Si les New-Yorkais suivent le mouvement, cela représentera la plus grande avancée de la Grosse Pomme en matière de gestion des déchets, depuis la collecte séparée du papier, du verre et du métal instaurée en 1989. Les déchets organiques représentant environ un tiers du poids des poubelles résidentielles, la ville pourrait économiser près de 100 millions de dollars (74,7 M€) par an sur la facture de l’enfouissement, a indiqué Ron Gonen, en charge du recyclage dans l’équipe municipale.
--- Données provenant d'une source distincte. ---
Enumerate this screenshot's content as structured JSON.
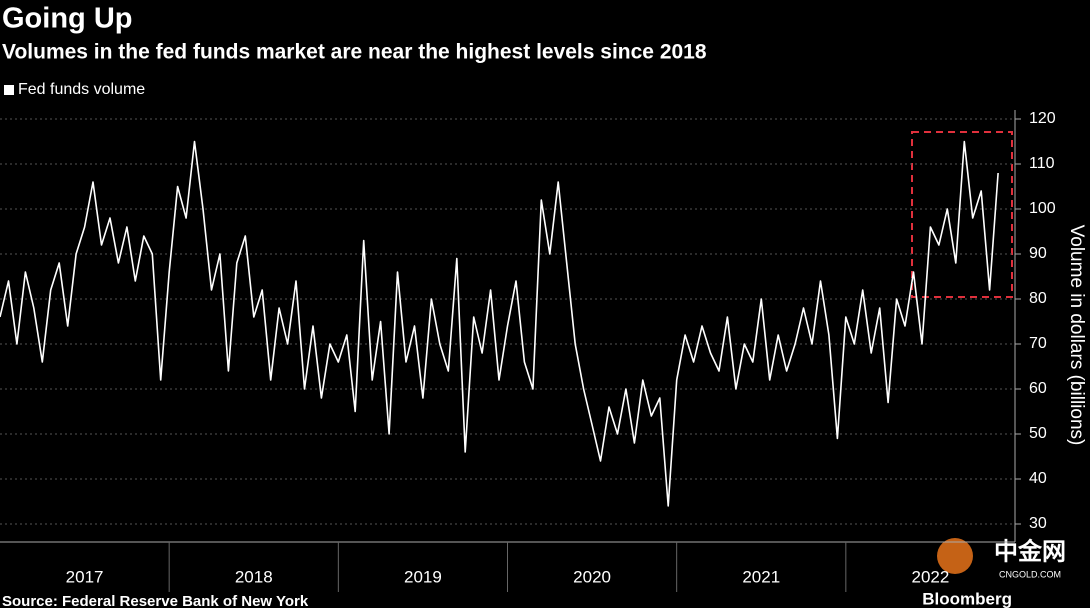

Selon l’Organisation des Nations unies pour l’alimentation et l’agriculture (FAO), le tiers de la production alimentaire mondiale (en poids) a été perdue ou jetée en 2009. Il s’agit surtout de fruits et légumes (44% du poids total), de racines et de tubercules (20%) et de céréales (19%) (1).

De quoi inspirer les collectivités françaises, dont à peine une centaine, le plus souvent dans des zones rurales, ont organisé une collecte similaire (voir JDLE). Un appel en faveur de ce dispositif a d’ailleurs été lancé le 4 juin dernier par le Centre national d’information indépendante sur les déchets (Cniid). Associée à une réduction à la source du gaspillage alimentaire, l’initiative pourrait constituer la prochaine révolution de la politique française des déchets.